Meningiomas located in the region of the base of skull are difficult to access. Complex combined surgical approaches are more likely to achieve complete tumor removal, but frequently at a cost of treatment related high morbidity. Local control following subtotal excision of benign meningiomas can be improved with conventional fractionated external beam radiation therapy with a reported 5-year progression-free survival up to 95%. New radiation techniques, including stereotactic radiosurgery (SRS), fractionated stereotactic radiotherapy (FSRT), and intensity-modulated radiotherapy (IMRT) have been developed as a more accurate technique of irradiation with more precise tumor localization, and consequently a reduction in the volume of normal brain irradiated to high radiation doses.

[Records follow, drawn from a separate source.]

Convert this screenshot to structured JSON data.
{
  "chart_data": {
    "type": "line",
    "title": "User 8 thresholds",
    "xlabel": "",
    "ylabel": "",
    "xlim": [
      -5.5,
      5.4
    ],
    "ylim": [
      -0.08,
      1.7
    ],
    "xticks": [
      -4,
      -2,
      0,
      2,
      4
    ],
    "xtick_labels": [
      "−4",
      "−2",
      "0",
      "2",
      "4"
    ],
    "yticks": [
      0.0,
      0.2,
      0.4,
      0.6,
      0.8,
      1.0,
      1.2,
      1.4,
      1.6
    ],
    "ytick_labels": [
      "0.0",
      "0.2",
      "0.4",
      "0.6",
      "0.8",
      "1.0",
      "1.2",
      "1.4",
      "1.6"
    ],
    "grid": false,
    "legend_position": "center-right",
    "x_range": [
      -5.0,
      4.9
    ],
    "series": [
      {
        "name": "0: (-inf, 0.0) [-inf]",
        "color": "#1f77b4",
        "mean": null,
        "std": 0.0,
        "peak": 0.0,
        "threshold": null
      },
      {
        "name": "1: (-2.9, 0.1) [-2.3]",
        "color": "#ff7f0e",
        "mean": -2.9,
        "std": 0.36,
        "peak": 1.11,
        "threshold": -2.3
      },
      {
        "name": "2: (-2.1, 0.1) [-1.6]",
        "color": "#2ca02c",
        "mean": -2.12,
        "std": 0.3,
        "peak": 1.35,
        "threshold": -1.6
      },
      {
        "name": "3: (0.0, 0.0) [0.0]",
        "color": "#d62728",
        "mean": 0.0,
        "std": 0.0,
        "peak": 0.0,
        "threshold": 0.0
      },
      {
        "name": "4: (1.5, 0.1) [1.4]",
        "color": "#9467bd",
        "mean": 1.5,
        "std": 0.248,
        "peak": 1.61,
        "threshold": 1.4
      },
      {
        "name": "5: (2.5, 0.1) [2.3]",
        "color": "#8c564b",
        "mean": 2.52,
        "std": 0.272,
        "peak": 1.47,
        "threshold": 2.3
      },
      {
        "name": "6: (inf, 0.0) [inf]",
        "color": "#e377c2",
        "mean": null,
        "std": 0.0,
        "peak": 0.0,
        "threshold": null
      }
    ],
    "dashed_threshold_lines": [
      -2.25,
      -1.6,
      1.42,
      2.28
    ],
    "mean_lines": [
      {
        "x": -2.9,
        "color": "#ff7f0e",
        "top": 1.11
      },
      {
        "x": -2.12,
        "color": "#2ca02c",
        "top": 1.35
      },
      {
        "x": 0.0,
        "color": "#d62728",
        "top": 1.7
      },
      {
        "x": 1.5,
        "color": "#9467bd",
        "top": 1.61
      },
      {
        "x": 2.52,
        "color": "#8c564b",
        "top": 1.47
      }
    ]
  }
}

SRS achieves a high tumour control rate in the range of 85-97% at 5 years, although it should be recommended only for tumors less than 3 cm away more than 3 mm from the optic pathway because of high risk of long-term neurological deficits. Fractionated RT delivered as FSRT, IMRT and protons is useful for larger and irregularly or complex-shaped skull base meningiomas close to critical structures not suitable for single-fraction SRS. The reported results indicate a high tumour control rate in the range of 85-100% at 5 years with a low risk of significant incidence of long-term toxicity. Because of the long natural history of benign meningiomas, larger series and longer follow-up are necessary to compare results and toxicity of different techniques.

摘要

位于颅底区域的脑膜瘤难以触及。复杂的联合手术入路更有可能实现肿瘤的完全切除,但往往要付出与治疗相关的高发病率代价。良性脑膜瘤次全切除后的局部控制可通过常规分割外照射放疗得到改善,据报道5年无进展生存率高达95%。包括立体定向放射外科(SRS)、分割立体定向放射治疗(FSRT)和调强放射治疗(IMRT)在内的新放射技术已被开发出来,作为一种更精确的照射技术,肿瘤定位更精准,因此减少了接受高剂量辐射的正常脑体积。SRS在5年时实现了85%-97%的高肿瘤控制率,不过由于长期神经功能缺损风险高,仅应推荐用于距视路超过3毫米且直径小于3厘米的肿瘤。以FSRT、IMRT和质子束形式进行的分割放疗适用于靠近关键结构、体积较大且形状不规则或复杂的颅底脑膜瘤,这类肿瘤不适合单次分割SRS。报道结果显示,5年时肿瘤控制率高达85%-100%,长期毒性显著发生率低。由于良性脑膜瘤的自然病程较长,需要更大规模的系列研究和更长时间的随访来比较不同技术的结果和毒性。